• Perversion de l'édition

     

     

    Certains auteurs extravertis en remettent des louches et des louches histoire d'avoir une chance que l'on parle d'eux, même en mal, particulièrement en mal d'ailleurs. Passés au rang de l'hyper médiatisation, ils gagnent ainsi le statut de star avant même qu'on sache qu'ils écrivent. Ainsi, les présentoirs de la FNAC se retrouvent blindés d'auteurs-victimes-de-mes-deux ravagés par de l'autobiographie de quelques centaines de pages préfacées en général par son ami de toujours.

    Des tranches de vie aussi dénuées de pudeur qu'un jarret de porc pendu au crochet d'une boucherie derrière les clients comme on en voyait après guerre et aussi bandantes que l'Abbé Pierre chez Drucker un dimanche après midi.

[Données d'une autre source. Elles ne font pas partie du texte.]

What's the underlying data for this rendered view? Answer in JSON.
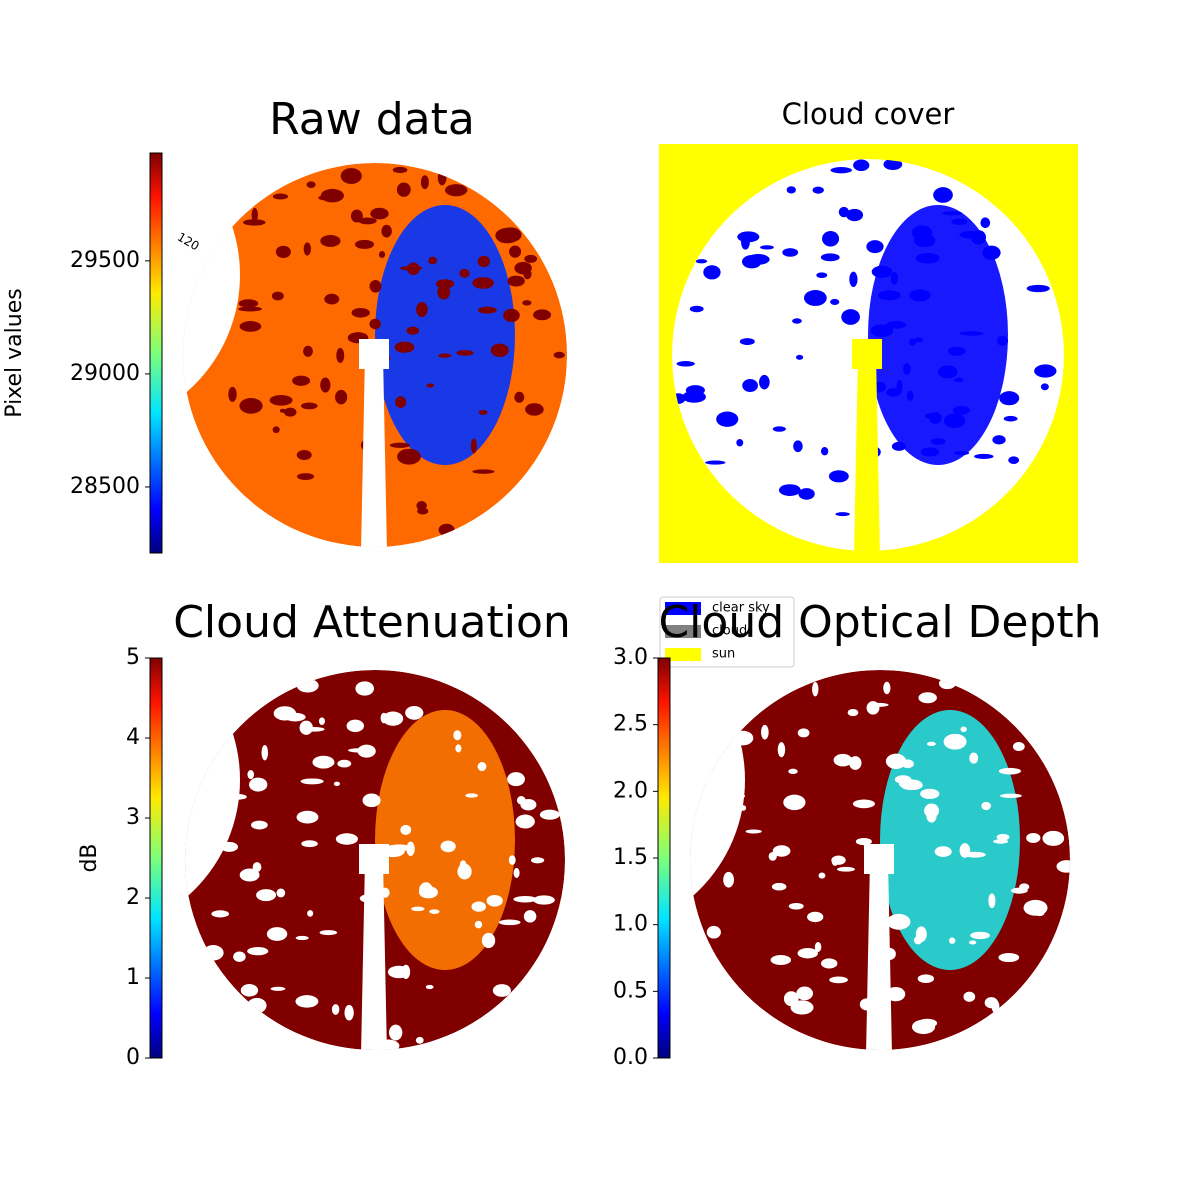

    Les auteurs (romanciers spécialisés dit-on de ces branleurs syntaxiques) se tortillent de mille feux de Dieu qu'on voit bien leur cul et qu'on sache combien ils ont souffert de leur vie de sodomite introverti. D'ailleurs, comment s'en seraient-ils remis sans leur thérapie de l'écriture ? Hein ? Vous doutez de leur aveu ? S'ils changent les noms, c'est uniquement pour ne pas avoir de procès. Imaginez un peu leur croix à porter que d'avancer masqués, eux qui se sont tant dévoués à l'authentique.

    Entre celle qui se faisait sodomiser par son père dans le confessionnal d'une église de Carcassonne et qui finit par avouer au dernier chapitre que finalement elle aimait ça, et celle qui avait une relation homo incestueuse avec sa sœur grande vedette de cinéma qui se plombait les veines trois fois par jour au point de faire cesser le tournage de son dernier film ; les bacs n'ont pas fini de se vider tant la misère intellectuelle prend une tournure dépravante.

    Nous sommes au cœur de l'intime, plus profond, on ne saurait pas.